At INL, researchers often delay examining materials from nuclear reactors to prioritise lab technicians’ safety, as prolonged CT scans of irradiated materials expose both personnel and equipment to radiation.

Extended exposure can degrade the CT detector, limiting its operational life and image accuracy.

By shortening scan times, the new algorithm lowers radiation exposure for lab staff and equipment alike, leading to higher-quality data and more efficient feedback for performance models.

“If we use this algorithm to reduce the scan time for radioactive materials and fuels, it will increase worker safety and the rate at which we can evaluate new materials,” said Bill Chuirazzi, instrument scientist and leader of INL’s Diffraction and Imaging group.

“Down the road, it enables us to expedite the life cycle of new nuclear ideas from conception to implementation in the power grid.”

The collaboration between ORNL and INL aims to support the development and deployment of new reactor designs, crucial for decarbonising the energy sector.
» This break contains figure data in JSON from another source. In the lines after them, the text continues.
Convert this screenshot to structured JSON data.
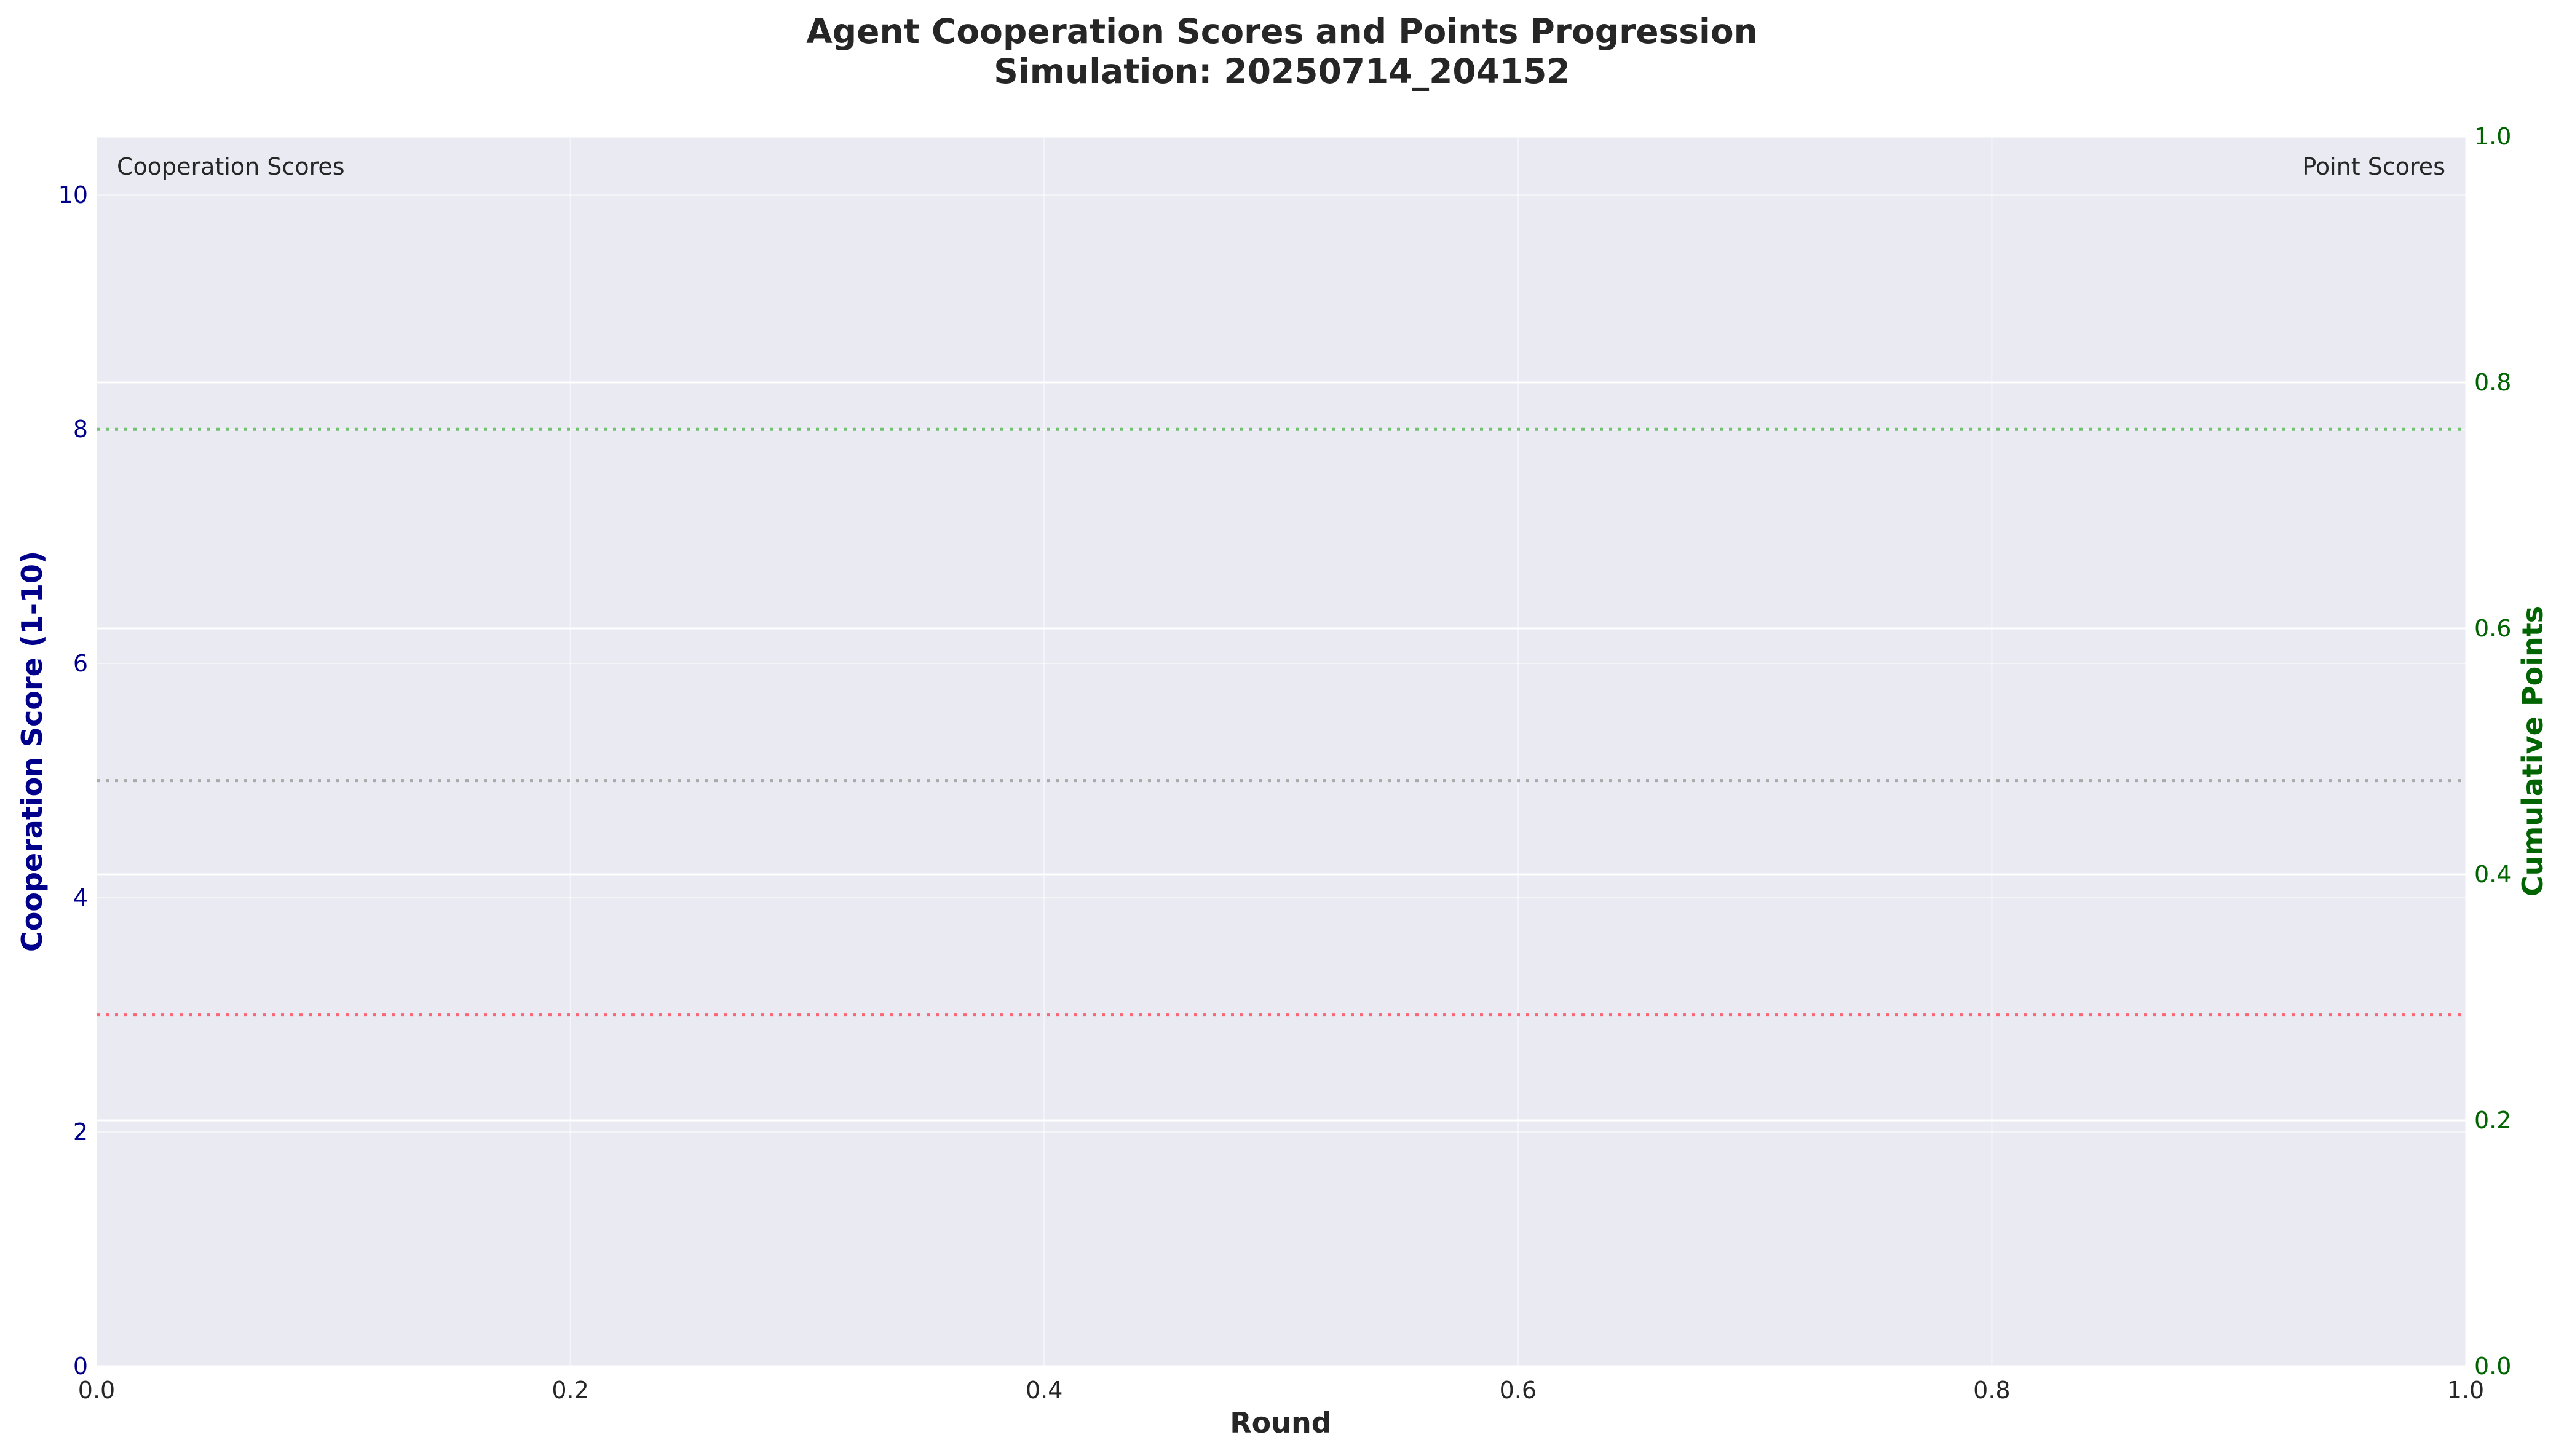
{
  "chart_data": {
    "type": "line",
    "title_line1": "Agent Cooperation Scores and Points Progression",
    "title_line2": "Simulation: 20250714_204152",
    "xlabel": "Round",
    "ylabel_left": "Cooperation Score (1-10)",
    "ylabel_right": "Cumulative Points",
    "xlim": [
      0.0,
      1.0
    ],
    "ylim_left": [
      0,
      10.5
    ],
    "ylim_right": [
      0.0,
      1.0
    ],
    "x_ticks": [
      "0.0",
      "0.2",
      "0.4",
      "0.6",
      "0.8",
      "1.0"
    ],
    "x_tick_values": [
      0.0,
      0.2,
      0.4,
      0.6,
      0.8,
      1.0
    ],
    "y_left_ticks": [
      "0",
      "2",
      "4",
      "6",
      "8",
      "10"
    ],
    "y_left_tick_values": [
      0,
      2,
      4,
      6,
      8,
      10
    ],
    "y_right_ticks": [
      "0.0",
      "0.2",
      "0.4",
      "0.6",
      "0.8",
      "1.0"
    ],
    "y_right_tick_values": [
      0.0,
      0.2,
      0.4,
      0.6,
      0.8,
      1.0
    ],
    "inset_left": "Cooperation Scores",
    "inset_right": "Point Scores",
    "reference_lines": [
      {
        "axis": "left",
        "y": 8,
        "color": "#5cb85c",
        "style": "dotted"
      },
      {
        "axis": "left",
        "y": 5,
        "color": "#9e9e9e",
        "style": "dotted"
      },
      {
        "axis": "left",
        "y": 3,
        "color": "#ff4d5e",
        "style": "dotted"
      }
    ],
    "series": [],
    "grid": true,
    "colors": {
      "plot_background": "#eaeaf2",
      "grid": "#ffffff",
      "left_axis": "#00008b",
      "right_axis": "#006400"
    }
  }
}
ORNL researcher Amir Ziabari, who initially created the algorithm to streamline scans of 3D-printed metal parts, is now refining it to handle radioactive materials and nuclear fuels.

This algorithm development is backed by the US Department of Energy’s Advanced Materials and Manufacturing Technologies (AMMT) program, which aims to accelerate the commercialisation of innovative materials and manufacturing methods.